Facebook Update

facebook avatars So much for my goal of becoming a more organized blogger in 2012. After two wicked storms featuring wild winds that delivered snow and freezing rain and toppled trees over the power lines leaving us without power for almost two days each time – I’m back.  I have trashed my schedule and started over. 

As I’m still contemplating which social networks to invest my time and energy into this year, I’m keeping my eyes open for Facebook News and Google Plus news.  Here are some interesting Facebook updates.

Coren Apicella, a research fellow in the Christakis lab at Harvard Medical School, spent the summer of 2010 traveling around the remote Lake Eyasi region of Tanzania with the Hadza, one of the last remaining populations of hunter-gatherers on the planet. Their lives offer a window into our past—and clues about the evolution of cooperation. Within the Hadza community, cooperators cluster together, preventing self-interested individuals from destroying the social fabric. What’s more, the architecture of the Hadza social network matches that of modern social networks.
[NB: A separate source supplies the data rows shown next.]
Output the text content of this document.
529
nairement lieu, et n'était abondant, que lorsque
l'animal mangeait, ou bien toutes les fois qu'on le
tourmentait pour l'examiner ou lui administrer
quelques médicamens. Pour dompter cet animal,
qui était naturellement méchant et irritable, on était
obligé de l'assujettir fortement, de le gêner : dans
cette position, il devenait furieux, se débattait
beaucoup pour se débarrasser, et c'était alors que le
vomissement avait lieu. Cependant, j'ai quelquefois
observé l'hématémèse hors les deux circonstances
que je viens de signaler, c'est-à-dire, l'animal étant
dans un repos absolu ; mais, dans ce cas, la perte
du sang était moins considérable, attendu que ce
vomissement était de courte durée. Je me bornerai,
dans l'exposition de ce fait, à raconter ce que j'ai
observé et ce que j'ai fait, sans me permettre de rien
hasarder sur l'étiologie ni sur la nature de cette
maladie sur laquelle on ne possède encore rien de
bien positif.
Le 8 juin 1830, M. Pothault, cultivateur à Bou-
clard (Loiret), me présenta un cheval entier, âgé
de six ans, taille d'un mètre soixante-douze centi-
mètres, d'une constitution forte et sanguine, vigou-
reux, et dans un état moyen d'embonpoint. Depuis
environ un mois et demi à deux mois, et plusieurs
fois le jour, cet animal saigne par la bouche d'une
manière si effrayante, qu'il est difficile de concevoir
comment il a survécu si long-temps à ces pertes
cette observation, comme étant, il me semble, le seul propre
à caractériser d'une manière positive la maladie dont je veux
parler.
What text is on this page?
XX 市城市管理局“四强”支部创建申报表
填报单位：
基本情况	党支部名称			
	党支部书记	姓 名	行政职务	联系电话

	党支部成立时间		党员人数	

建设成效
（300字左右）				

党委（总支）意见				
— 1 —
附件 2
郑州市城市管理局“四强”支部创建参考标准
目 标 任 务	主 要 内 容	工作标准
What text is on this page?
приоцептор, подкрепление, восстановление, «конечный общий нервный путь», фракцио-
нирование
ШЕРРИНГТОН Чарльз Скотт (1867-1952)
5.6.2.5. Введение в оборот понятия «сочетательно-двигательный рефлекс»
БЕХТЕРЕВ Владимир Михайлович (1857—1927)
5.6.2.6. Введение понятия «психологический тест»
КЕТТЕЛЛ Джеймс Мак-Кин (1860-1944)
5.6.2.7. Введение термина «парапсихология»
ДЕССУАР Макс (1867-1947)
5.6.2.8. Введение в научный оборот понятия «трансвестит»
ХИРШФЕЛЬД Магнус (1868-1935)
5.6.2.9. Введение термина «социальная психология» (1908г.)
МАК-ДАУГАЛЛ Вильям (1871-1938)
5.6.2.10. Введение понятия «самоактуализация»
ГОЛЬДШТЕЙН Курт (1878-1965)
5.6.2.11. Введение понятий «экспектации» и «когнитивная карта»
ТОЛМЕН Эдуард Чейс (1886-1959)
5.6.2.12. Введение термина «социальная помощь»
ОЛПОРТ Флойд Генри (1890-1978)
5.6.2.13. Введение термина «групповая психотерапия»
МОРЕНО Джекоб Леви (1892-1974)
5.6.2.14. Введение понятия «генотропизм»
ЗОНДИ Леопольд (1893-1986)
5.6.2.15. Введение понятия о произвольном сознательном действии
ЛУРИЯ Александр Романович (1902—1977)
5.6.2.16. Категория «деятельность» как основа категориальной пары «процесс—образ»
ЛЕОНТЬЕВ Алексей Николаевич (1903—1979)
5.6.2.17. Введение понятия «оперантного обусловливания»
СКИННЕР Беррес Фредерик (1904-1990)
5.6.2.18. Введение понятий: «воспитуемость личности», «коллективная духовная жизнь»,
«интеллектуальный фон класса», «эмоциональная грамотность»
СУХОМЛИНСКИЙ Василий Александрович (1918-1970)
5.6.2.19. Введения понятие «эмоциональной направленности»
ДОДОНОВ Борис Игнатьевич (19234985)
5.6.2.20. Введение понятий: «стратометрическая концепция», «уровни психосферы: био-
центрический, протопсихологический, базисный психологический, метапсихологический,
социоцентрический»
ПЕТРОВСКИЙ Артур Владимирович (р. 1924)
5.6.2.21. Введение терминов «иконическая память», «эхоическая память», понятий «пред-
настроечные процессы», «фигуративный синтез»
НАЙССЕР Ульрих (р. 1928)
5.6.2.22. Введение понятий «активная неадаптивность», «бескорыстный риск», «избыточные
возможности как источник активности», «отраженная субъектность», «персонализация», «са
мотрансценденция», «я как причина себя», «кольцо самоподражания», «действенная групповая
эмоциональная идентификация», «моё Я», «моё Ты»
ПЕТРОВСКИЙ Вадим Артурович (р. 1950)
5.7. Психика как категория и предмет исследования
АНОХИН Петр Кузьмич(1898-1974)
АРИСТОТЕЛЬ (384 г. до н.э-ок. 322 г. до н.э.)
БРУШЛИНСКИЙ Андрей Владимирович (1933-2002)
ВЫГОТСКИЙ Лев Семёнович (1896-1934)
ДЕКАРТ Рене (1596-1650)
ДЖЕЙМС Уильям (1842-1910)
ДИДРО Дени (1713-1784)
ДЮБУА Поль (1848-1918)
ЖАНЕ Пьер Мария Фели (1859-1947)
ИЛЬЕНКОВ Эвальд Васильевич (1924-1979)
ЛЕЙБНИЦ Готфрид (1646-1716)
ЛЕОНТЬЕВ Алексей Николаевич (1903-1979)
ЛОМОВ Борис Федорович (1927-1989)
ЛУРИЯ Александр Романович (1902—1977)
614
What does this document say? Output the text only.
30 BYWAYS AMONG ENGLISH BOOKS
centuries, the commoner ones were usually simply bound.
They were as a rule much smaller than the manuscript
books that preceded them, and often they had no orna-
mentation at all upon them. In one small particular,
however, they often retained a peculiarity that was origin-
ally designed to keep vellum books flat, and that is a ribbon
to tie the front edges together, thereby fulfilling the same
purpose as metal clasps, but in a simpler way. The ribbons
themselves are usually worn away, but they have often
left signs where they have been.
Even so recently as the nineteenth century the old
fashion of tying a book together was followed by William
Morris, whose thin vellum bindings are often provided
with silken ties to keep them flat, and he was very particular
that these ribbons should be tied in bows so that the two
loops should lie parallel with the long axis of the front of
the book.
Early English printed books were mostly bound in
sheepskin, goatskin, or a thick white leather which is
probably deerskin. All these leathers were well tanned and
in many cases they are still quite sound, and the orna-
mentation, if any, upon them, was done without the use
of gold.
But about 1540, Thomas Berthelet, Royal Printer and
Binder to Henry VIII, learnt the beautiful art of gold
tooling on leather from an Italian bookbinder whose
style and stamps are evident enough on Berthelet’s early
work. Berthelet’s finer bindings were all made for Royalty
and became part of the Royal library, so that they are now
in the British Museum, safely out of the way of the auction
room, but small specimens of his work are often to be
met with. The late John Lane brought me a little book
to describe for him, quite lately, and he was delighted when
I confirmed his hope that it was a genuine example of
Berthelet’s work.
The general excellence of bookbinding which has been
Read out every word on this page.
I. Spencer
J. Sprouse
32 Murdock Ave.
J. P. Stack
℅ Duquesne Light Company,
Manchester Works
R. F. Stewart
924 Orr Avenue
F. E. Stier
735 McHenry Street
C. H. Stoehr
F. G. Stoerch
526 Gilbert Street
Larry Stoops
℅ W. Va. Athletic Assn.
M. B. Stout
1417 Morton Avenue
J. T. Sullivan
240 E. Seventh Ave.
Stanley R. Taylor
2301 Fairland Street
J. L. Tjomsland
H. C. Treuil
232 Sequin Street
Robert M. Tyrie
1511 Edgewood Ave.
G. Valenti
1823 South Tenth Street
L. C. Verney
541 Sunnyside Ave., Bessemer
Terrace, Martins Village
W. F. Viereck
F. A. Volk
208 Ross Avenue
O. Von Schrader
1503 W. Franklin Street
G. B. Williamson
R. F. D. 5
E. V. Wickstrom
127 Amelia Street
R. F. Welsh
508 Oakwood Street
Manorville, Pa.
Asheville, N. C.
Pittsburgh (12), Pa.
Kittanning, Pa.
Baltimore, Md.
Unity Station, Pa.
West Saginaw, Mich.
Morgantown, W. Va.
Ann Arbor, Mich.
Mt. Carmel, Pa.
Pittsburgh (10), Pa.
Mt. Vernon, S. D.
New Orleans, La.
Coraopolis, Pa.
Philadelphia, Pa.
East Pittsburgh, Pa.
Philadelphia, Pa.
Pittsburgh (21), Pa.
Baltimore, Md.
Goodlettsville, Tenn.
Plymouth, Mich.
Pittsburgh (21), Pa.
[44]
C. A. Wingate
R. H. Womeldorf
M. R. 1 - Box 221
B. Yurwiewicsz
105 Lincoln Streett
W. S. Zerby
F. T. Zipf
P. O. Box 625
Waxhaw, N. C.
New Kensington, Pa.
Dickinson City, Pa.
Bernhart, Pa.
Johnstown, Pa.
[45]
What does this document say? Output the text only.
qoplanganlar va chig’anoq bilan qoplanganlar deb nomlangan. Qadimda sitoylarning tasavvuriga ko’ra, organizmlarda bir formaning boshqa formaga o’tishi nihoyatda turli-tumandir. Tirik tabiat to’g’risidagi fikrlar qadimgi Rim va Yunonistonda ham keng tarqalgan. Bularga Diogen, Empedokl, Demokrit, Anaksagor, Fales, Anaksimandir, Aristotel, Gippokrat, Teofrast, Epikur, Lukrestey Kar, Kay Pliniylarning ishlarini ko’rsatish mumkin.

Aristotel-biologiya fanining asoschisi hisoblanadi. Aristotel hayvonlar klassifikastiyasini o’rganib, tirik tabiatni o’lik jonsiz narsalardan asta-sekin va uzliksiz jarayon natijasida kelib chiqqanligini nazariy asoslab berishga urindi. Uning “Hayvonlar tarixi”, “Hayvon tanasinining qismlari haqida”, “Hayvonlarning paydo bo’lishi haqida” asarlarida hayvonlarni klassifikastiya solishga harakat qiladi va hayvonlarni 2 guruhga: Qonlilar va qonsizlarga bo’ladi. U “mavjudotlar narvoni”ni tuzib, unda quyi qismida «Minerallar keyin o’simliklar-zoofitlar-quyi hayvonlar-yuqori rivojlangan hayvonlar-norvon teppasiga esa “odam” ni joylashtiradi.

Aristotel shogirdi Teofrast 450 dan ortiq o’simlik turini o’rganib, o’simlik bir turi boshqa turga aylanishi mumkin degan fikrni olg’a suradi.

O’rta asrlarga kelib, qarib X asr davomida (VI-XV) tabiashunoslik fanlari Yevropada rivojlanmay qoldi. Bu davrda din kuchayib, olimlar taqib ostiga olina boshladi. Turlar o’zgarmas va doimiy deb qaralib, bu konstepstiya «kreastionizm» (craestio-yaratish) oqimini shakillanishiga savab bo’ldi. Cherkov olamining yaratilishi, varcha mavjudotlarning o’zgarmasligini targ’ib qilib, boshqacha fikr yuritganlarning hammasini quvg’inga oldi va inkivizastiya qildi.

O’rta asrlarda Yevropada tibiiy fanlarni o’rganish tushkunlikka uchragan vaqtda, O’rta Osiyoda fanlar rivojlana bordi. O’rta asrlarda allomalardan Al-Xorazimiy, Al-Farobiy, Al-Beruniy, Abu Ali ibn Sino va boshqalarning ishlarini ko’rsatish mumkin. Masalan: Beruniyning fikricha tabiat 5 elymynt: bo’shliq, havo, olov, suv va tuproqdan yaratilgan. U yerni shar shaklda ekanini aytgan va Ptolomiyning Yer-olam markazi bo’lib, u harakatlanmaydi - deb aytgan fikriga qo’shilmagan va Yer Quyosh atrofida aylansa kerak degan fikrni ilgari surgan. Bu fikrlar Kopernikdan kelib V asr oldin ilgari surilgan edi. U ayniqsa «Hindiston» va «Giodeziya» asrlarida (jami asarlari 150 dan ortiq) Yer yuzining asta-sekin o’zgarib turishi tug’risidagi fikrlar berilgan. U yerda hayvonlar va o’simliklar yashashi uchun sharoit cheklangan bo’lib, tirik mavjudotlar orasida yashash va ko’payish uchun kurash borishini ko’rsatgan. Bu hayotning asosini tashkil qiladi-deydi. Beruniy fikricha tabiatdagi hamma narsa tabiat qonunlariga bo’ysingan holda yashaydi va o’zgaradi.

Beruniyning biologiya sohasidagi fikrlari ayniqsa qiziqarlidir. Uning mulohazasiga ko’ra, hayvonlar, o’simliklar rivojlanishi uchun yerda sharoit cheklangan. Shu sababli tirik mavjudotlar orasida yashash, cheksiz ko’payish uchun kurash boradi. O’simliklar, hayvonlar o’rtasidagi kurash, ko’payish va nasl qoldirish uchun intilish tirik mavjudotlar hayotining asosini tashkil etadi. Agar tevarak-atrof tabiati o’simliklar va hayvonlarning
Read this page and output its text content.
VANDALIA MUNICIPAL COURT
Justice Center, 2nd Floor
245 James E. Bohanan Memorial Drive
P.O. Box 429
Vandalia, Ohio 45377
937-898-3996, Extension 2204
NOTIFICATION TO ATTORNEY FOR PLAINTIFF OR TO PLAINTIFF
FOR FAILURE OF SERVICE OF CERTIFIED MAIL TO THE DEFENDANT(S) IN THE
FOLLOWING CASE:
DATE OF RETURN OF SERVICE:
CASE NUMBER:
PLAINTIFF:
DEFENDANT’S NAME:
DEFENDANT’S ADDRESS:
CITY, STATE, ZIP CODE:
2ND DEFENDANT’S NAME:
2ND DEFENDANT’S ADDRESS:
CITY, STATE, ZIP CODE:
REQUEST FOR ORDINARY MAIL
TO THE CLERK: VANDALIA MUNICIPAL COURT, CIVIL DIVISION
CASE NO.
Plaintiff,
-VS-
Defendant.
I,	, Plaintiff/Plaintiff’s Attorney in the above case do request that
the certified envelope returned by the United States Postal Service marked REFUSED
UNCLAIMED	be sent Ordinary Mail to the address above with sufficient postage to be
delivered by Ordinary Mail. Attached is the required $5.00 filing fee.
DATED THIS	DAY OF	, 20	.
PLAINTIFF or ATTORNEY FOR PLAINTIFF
These findings were published January 26, 2012, in Nature.

Dawn of Social Networks: Hunter-gatherers Provide Clues About the Evolution of Cooperation

via Facebook’s roots go way, way back

Europe is dominating the Facebook numbers, and has the most users out of any continent, with the number currently standing at 223 million, followed by North America at 219 million, and Asia and 202 million users.

via Facebook is Killing Local Social Networks around the World.

The US Federal Bureau of Investigation has quietly released details of plans to continuously monitor the global output of Facebook, Twitter and other social networks, offering a rare glimpse into an activity that the FBI and other government agencies are reluctant to discuss publicly. The plans show that the bureau believes it can use information pulled from social media sites to better respond to crises, and maybe even to foresee them. via FBI releases plans to monitor social networks

Discussion

How has online social networking changed communication? In online social networking, talking to strangers has become the norm. Every day bloggers seek out other bloggers who share common interests while they evade and avoid spammers and scammers.

The key element of the Hadza model is the ability for all participants who are known to one another face-to-face to sever relationships at will. The study’s findings describe elements of social network structures that may have been present early in human history and suggest how our ancestors may have formed ties based on shared interests and the inclination to cooperate.

The foundation for social networking is cooperation and trust.  In an online community there is a difference from the Hadza model. The use of pseudonyms means we can sever relationships with people we have never met face-to-face and begin under a new identity in the same social network or in another one. Have you ever severed online relationships and started anew under another identity?

20 thoughts on “Facebook Update

  1. “The use of pseudonyms means we can sever relationships with people we have never met face-to-face and begin under a new identity in the same social network or in another one. Have you ever severed online relationships and started anew under another identity?”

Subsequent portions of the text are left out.